Our conversation went something like this:
Me:(as my friend hands me the keys to my locked suitcase and starts his car) OK, we are going to get to the airport on time! (positive affirmation)
Friend: We’ll make it. (positive affirmation) Good thing you had mostly everything pre-packed. (supportive positive affirmation)
Me: Yeah, I did everything I could do in advance last night. Of course, I expected to have 3 hours to leisurely take care of the rest this morning. (based on the emotion I was feeling while saying this, it qualifies as a negative affirmation…this would have been better left unsaid)
Me: Time is malleable…it changes according to our beliefs about it. (determined positive affirmation reminding me why this was going to work out)
Friend: That’s right, it is! (supportive affirmation)
Me: I’m going to make this flight! (positive affirmation)
Friend: When is it your plane is taking off?
Me: 90 minutes from now.
Friend: Oh, then we’ll be fine! (positive affirmation) I’ve caught flights before with only 30 minutes to takeoff! (supportive affirmation)
Me: You have?!? Wow…ok, then I can relax! (supportive positive affirmation)
I must admit that as soon as he affirmed that he’d made flights with less time, I immediately felt the relief…and regained my ability to breathe normal.
And, indeed, I did get to the airport in time!

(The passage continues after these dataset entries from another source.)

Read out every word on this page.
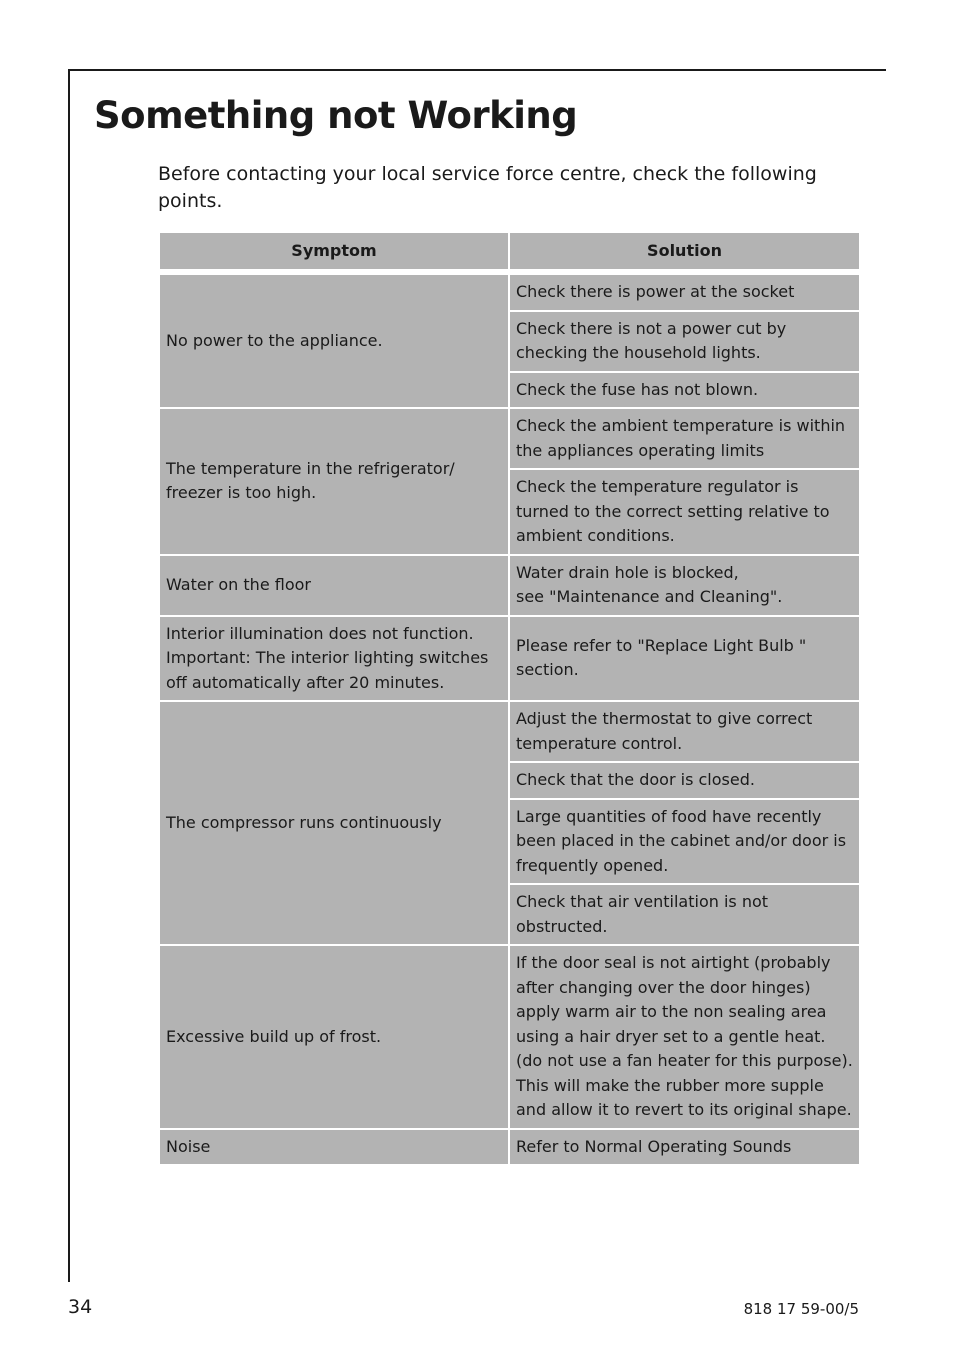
Something not Working

Before contacting your local service force centre, check the following points.

Symptom	Solution
No power to the appliance.	Check there is power at the socket
	Check there is not a power cut by checking the household lights.
	Check the fuse has not blown.
The temperature in the refrigerator/ freezer is too high.	Check the ambient temperature is within the appliances operating limits
	Check the temperature regulator is turned to the correct setting relative to ambient conditions.
Water on the floor	Water drain hole is blocked,
see "Maintenance and Cleaning".
Interior illumination does not function. Important: The interior lighting switches off automatically after 20 minutes.	Please refer to "Replace Light Bulb " section.
The compressor runs continuously	Adjust the thermostat to give correct temperature control.
	Check that the door is closed.
	Large quantities of food have recently been placed in the cabinet and/or door is frequently opened.
	Check that air ventilation is not obstructed.
Excessive build up of frost.	If the door seal is not airtight (probably after changing over the door hinges) apply warm air to the non sealing area using a hair dryer set to a gentle heat. (do not use a fan heater for this purpose). This will make the rubber more supple and allow it to revert to its original shape.
Noise	Refer to Normal Operating Sounds
34	818 17 59-00/5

As I checked my bag, Security was to the left and past that, my gate was the first one on the right…and they were already boarding. I caught the flight, despite waking up so late, and I know that our positive focus is part of the reason why.
In my panic at the realization of how late I was, my brain wanted to label this a hopelessly BAD disaster. I was very vulnerable to falling into a trap of believing that all hope was lost, and letting my ‘label’ override other thoughts and drive other actions. It would have been easy to agree with ‘what is’ …after all, I *did* woke up 3.25 hours late.
But I am savvy enough to know the power of labels and affirming what I prefer rather than what is. I know that situations morph in seconds when we affirm with true feeling and conviction, and hold that truth in our hearts even when ‘what is’ is contradicting.
Keep in mind that I didn’t develop this skill overnight…I’ve been practicing affirming new stories for decades, and I’ve had many experiences where the seemingly *impossible* came together for me after I committed to affirming my preference.
Since our labels become affirmations for our life experiences, it’s good to pay attention to what you have been labeling good, bad, right, wrong, solution or problem in your life. There’s good news here, as labels and affirmations are not set in stone.
If you notice where your labeling has been holding you back, make the decision to change the label and begin affirming your preference over the appearance of “what is”. You’ll be amazed how quickly things morph when you recognize the need for a label change and consciously choose to affirm what feels better to you!
Do you have stories of where you changed your label of a situation, and things worked out well? I’d love it if you shared it below for others to enjoy.
P.S. While I was on the trip, I found myself telling the *story* of what went wrong with oversleeping and the police. After feeling the negative energy of that, I made the decision to drop the ‘what is’ negative story and refocus my attention on what went right.
When I returned from the trip, my friend confided that he really thought I had missed the flight, but he didn’t want to say that to me. Despite his *doubts*, he was willing to play along with my positive affirmations and even added comments that brought relief. I didn’t know he had doubts, though, so his support bolstered my own belief and alignment. Just goes to show, only one person really has to *believe* it’s possible!